The May-delivery contract dropped as much as 0.5 percent to 2,695 ringgit ($807) a metric ton and paused at 2,710 ringgit at 12:30 p.m. in Kuala Lumpur. The most-active contract closed at 2,709 ringgit a ton yesterday, the highest price since Jan. 6.
“The decline today has got to do more with the easing of crude oil prices and soft soybean prices,” said Krishna Reddy, an analyst at Way2Wealth Commodities Pvt. in Mumbai. “I would view this as a temporary phenomenon as reduced supplies will ensure the rally continues.”
Crude oil for April delivery fell 0.5 percent to $81.47 a barrel at 12:53 p.m. in Kuala Lumpur as the dollar strengthened and analysts forecast an increase in U.S. crude supplies last week, signaling that fuel demand in the biggest energy user may be slow to recover.
Palm oil may climb as much as 22 percent in the first half as drier-than-usual weather curbs output in Malaysia and yields in Indonesia, the top producers, Anne Frick, vice president for research at Prudential Bache Commodities LLC said in an interview yesterday.
The El Nino weather phenomenon may drive prices to as much as 3,300 ringgit ($988) a ton, she said. Malaysian output may not meet demand for local use and exports, Frick said.
Rally ‘Capped’
The rally in palm oil may still be “capped” by the large soybean crop in Latin America and rising inventory of oilseeds in India, said Atul Chaturvedi, chief executive of Adani Wilmar Ltd., the Indian unit of the world’s top palm oil trader, said yesterday. Brazil may harvest 66.5 million tons of soybeans, and Argentina 55 million tons, Informa Economics Inc. has said.

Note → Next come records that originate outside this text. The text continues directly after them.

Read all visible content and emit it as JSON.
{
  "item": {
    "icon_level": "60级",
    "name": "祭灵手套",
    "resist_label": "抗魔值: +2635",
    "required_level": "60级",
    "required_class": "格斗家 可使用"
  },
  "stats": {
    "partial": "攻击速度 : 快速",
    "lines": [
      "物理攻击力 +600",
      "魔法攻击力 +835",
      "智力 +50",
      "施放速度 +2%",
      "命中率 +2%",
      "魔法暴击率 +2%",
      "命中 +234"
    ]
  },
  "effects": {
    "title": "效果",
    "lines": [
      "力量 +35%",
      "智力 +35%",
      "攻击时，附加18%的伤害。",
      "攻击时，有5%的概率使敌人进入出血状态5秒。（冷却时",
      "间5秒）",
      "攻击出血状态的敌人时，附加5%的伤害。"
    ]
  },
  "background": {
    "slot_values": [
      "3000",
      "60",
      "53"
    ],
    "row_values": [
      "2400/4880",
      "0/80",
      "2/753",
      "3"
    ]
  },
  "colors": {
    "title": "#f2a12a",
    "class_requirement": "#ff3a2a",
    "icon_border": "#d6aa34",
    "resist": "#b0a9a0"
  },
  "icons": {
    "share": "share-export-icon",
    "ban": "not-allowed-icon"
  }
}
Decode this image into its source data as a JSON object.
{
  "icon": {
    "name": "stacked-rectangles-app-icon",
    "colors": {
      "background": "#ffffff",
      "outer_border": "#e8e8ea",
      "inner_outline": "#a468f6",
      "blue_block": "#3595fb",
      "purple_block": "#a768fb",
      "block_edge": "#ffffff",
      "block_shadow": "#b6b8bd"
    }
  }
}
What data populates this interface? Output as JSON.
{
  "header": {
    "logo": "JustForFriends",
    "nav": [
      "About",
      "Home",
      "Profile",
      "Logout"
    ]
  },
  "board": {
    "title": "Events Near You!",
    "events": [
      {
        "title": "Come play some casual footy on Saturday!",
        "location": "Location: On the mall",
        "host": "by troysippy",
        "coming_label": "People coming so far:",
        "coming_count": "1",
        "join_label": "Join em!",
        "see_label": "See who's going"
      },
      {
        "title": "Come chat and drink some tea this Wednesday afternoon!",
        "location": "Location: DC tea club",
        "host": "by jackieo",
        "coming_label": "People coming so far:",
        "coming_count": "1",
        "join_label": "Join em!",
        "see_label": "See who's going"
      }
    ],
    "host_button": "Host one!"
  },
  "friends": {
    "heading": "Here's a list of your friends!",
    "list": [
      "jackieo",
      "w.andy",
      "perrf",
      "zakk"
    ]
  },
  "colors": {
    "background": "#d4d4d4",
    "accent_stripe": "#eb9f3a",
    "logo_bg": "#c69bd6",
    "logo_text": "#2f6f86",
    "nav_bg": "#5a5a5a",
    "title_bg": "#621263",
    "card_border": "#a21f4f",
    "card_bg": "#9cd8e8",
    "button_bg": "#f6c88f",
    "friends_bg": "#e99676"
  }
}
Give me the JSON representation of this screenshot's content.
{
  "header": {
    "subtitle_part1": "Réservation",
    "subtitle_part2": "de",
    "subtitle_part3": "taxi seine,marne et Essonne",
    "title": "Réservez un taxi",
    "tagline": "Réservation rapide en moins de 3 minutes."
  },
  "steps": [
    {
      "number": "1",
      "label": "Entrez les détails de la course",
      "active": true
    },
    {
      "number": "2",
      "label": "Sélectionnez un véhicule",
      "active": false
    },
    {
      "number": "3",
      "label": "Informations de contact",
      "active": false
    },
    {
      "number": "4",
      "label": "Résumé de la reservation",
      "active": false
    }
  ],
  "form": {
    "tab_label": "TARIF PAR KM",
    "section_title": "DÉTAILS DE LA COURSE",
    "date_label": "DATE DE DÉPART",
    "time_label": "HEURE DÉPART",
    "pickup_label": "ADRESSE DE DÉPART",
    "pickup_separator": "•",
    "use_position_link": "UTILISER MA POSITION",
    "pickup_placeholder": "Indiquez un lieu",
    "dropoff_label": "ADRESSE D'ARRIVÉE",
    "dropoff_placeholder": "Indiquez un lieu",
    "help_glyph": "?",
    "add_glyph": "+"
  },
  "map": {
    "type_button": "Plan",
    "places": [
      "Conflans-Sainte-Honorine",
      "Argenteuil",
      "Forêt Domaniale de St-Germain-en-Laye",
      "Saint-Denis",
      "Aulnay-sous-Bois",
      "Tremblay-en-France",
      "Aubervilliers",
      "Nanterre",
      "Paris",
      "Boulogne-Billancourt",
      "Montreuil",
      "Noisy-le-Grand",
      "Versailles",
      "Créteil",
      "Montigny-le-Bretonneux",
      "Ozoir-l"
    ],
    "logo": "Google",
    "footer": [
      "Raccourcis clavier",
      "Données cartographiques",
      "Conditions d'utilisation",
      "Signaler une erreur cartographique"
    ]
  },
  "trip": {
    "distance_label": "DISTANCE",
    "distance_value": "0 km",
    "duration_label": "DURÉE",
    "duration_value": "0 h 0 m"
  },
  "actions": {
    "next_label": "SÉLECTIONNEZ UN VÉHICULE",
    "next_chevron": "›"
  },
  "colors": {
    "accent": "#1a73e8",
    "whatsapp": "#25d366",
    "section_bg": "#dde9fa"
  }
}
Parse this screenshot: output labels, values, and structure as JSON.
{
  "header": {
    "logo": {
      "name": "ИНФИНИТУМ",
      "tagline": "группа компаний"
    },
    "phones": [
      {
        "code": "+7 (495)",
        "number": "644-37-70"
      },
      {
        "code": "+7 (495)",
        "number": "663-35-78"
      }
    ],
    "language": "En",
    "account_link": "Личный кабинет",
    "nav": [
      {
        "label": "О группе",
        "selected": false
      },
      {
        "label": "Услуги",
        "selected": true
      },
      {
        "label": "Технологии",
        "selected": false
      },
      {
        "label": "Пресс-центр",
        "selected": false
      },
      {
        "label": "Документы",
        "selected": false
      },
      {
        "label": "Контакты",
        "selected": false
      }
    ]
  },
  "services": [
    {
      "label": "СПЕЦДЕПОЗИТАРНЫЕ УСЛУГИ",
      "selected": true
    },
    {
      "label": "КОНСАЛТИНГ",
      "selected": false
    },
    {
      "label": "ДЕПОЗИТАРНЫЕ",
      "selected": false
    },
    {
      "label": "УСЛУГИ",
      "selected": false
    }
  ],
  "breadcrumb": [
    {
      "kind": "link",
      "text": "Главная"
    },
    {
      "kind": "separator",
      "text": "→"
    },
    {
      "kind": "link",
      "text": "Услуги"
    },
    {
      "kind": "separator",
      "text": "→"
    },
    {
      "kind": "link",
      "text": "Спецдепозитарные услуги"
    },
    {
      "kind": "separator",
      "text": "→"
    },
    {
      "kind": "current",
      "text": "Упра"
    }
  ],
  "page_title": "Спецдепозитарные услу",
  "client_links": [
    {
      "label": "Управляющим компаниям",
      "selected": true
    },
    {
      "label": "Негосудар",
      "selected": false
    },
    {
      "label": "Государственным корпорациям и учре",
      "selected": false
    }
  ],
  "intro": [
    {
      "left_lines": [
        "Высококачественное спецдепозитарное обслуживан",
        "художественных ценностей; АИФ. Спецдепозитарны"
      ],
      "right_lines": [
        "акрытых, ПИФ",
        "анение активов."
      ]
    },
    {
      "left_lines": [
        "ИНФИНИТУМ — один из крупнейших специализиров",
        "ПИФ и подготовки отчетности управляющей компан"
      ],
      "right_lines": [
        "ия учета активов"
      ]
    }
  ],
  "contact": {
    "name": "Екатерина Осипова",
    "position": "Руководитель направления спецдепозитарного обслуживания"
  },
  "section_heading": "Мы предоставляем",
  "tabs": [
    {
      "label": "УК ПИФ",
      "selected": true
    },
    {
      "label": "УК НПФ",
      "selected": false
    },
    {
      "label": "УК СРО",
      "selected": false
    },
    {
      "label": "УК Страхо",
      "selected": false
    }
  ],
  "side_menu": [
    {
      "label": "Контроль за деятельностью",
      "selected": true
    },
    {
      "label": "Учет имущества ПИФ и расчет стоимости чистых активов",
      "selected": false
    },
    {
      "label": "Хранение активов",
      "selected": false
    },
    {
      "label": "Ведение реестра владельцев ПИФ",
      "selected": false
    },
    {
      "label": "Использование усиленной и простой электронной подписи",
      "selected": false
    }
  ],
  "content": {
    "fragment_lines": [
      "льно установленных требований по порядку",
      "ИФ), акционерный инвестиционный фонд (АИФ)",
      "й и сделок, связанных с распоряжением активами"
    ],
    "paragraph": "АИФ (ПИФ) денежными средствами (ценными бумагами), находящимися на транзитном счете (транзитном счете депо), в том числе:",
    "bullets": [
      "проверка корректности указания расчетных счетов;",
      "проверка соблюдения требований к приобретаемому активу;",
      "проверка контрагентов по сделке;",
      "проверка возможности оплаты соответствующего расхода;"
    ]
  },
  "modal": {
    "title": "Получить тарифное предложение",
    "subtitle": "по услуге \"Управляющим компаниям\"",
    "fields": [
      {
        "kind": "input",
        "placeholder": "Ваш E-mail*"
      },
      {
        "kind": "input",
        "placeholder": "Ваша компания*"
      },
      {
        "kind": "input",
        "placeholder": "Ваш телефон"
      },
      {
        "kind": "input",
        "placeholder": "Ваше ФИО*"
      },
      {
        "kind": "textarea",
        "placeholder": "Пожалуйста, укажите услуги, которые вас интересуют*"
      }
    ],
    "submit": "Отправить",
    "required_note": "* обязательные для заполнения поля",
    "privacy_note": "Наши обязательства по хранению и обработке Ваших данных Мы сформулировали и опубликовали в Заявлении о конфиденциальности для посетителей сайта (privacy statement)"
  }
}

Soybeans for May delivery dropped as much as 0.4 percent to $9.445 a bushel before trading at $9.4455 at 11:57 a.m. Soybean oil’s premium over palm oil has shrunk to an 11-month low of $76.31 a ton from the 12-month average of $139.1, according to Bloomberg data.
Sime Darby Plantation Sdn., the world’s biggest palm oil producer, expects the company’s output to fall below target this year due to adverse weather conditions, Managing Director Azhar Abdul Hamid said today.
Production may be “a bit down” this year, he told reporters in Kuala Lumpur. The company’s crude palm oil output in Malaysia and Indonesia may be 6 percent below its forecast of 2.4 million tons, Azhar said.